This invention relates to a technique for monitoring the metallic sheath of an optical cable fiber prior to service on the cable.
Virtually all providers of long-haul communications services, such as ATandT, now employ optical fiber cables to carry traffic associated with such communications services. A typical optical fiber cable for carrying communications traffic includes one or more optical fibers and a metallic member, usually in the form of a metallic sheath that surrounds the fiber. A plastic cover surrounds the sheath to protect the sheath and the fibers from the elements. In the event that the optical fiber cable is buried underground, the metallic sheath carries a locating signal (tone) that facilitates location of the buried cable in the event of a need for repair or replacement.
Installation of an optical fiber cable, whether above or below ground commences by laying the cable itself. Following laying of the cable, regeneration equipment is installed at spaced apart locations along the cable. The regeneration equipment includes one or more amplifiers for boosting the signal to compensate for losses, as well as a signal generator for applying a cable-locating signal to the cable sheath in the event the cable is buried underground. Usually, installation of the regeneration equipment quickly follows laying of the optical fiber cable so that service can be turned up on the cable as rapidly as possible. However, in some instances, installation of the regeneration equipment may lag the laying of the cable by several months or more because of various delays.
During the interval between laying of the cable and installation of the regeneration equipment (including the locating signal generator for an underground cable), no effective way exists to monitor the condition of the cable sheath. Occasionally, damage may occur to the sheath of the fiber optic cable during installation. For example, during the laying of the cable, the plastic covering may suffer scrapes or nicks that expose the sheath to damage, thus creating a sheath fault. Sheath faults reduce the life expectancy of the cable, especially if the sheath carries a large amplitude cable-locating signal. Moreover, the presence of one or more sheath faults may lead to corrosion and increase the degree of cable damage in the event the cable is struck by lightning.
Thus, there is a need for technique for monitoring the sheath of an optical fiber cable during the interval between laying of the cable and installation of regeneration and cable locating mechanisms.
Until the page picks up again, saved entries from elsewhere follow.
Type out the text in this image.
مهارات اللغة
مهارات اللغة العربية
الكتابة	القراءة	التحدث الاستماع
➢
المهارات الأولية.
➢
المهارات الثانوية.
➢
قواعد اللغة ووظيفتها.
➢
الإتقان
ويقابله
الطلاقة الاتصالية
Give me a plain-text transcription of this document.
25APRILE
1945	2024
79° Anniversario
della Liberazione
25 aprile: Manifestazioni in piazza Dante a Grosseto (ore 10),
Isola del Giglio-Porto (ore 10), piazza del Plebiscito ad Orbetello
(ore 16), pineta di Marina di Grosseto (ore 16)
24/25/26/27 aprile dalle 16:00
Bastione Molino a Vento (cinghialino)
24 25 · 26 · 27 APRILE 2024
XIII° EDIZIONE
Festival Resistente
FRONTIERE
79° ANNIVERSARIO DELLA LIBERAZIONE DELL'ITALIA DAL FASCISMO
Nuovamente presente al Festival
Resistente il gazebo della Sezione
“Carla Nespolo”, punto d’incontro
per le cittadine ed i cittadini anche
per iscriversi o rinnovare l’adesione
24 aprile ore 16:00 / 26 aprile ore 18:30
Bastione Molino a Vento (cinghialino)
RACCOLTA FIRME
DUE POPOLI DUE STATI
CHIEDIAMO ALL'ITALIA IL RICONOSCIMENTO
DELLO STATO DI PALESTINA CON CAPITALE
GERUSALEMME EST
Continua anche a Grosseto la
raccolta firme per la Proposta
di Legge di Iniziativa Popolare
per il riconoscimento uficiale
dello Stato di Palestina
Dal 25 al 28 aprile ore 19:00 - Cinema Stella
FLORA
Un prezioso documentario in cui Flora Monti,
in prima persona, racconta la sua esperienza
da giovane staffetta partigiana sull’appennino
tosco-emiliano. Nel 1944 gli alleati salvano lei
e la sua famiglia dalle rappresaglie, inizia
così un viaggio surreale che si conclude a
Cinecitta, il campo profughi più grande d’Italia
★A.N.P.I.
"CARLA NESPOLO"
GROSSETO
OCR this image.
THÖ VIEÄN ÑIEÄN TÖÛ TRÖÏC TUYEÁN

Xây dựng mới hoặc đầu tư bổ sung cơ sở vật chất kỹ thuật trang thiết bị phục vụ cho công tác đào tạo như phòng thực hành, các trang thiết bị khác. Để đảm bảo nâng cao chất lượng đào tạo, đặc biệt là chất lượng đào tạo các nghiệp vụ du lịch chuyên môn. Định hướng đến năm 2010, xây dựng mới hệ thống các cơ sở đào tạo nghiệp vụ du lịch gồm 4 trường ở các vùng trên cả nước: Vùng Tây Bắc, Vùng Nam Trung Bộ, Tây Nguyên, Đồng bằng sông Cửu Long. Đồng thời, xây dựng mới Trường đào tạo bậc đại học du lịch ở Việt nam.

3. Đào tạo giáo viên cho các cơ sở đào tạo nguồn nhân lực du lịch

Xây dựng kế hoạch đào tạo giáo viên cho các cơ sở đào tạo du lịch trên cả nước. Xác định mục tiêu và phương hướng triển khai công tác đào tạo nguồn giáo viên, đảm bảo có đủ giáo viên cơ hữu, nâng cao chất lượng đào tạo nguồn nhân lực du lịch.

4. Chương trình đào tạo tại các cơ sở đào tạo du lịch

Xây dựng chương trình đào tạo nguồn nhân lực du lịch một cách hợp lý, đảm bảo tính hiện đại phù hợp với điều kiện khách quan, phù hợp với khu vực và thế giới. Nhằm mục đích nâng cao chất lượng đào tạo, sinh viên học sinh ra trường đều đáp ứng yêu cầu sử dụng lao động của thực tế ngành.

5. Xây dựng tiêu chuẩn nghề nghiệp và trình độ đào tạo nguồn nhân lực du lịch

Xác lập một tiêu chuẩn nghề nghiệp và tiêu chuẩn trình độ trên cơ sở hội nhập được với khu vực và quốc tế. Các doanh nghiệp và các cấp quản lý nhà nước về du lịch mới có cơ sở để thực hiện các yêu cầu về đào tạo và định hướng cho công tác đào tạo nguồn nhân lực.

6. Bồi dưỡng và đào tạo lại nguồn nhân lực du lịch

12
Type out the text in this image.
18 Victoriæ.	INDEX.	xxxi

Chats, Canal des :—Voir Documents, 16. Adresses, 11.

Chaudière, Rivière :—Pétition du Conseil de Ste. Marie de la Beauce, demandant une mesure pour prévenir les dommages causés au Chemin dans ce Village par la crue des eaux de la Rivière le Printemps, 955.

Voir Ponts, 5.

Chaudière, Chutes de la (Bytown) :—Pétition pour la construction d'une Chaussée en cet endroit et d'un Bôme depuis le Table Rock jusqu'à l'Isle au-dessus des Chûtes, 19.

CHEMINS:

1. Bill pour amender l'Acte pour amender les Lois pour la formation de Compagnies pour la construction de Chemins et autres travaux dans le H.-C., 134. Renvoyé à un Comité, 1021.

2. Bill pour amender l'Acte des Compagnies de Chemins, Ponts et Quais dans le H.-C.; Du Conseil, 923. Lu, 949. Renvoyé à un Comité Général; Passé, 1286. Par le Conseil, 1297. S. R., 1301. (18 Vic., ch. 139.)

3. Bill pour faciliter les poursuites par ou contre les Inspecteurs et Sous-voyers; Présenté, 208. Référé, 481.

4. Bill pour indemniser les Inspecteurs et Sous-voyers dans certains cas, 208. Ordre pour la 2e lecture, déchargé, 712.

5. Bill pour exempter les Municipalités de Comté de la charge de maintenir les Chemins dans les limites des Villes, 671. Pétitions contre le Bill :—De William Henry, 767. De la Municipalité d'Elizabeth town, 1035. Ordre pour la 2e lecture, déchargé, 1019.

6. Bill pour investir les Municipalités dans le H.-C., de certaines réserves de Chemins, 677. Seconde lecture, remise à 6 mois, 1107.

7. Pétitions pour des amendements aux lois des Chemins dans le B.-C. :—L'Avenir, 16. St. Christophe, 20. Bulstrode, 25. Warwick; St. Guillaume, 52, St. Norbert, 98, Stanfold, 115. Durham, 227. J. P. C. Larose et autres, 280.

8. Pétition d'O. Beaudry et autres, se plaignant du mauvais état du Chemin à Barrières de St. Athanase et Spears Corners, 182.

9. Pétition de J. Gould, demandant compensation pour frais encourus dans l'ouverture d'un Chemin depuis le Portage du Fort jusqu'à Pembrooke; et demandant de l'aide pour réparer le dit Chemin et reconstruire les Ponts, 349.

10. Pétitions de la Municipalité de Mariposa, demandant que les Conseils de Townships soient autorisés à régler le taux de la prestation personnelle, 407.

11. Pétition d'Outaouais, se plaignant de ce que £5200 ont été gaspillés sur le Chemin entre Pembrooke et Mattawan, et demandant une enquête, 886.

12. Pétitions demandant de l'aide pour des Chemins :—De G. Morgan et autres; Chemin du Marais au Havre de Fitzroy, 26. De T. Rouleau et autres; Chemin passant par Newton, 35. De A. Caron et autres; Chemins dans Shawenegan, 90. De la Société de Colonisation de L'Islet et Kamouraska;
Briefly, the present invention provides a technique for monitoring the metallic member (e.g., a sheath) of a cable that otherwise carries no signals, as would typically occur during the time between laying the cable and connecting regeneration equipment to the cable at various locations therealong. In accordance with a preferred embodiment of the invention, a signal, typically a 48-volt DC signal, is applied to the metallic member at first periodic intervals for a prescribed duration during each interval. The level of the signal applied to metallic member is measured in synchronism with the periodic application of the signal such that each signal measurement is made not longer than the predetermined duration during which the signal is applied. The measurements are communicated to a central facility for evaluation to determine whether the metallic member exhibits a fault conditions. Preferably, the measurements are accumulated for storage and then are relayed to the central facility in batch.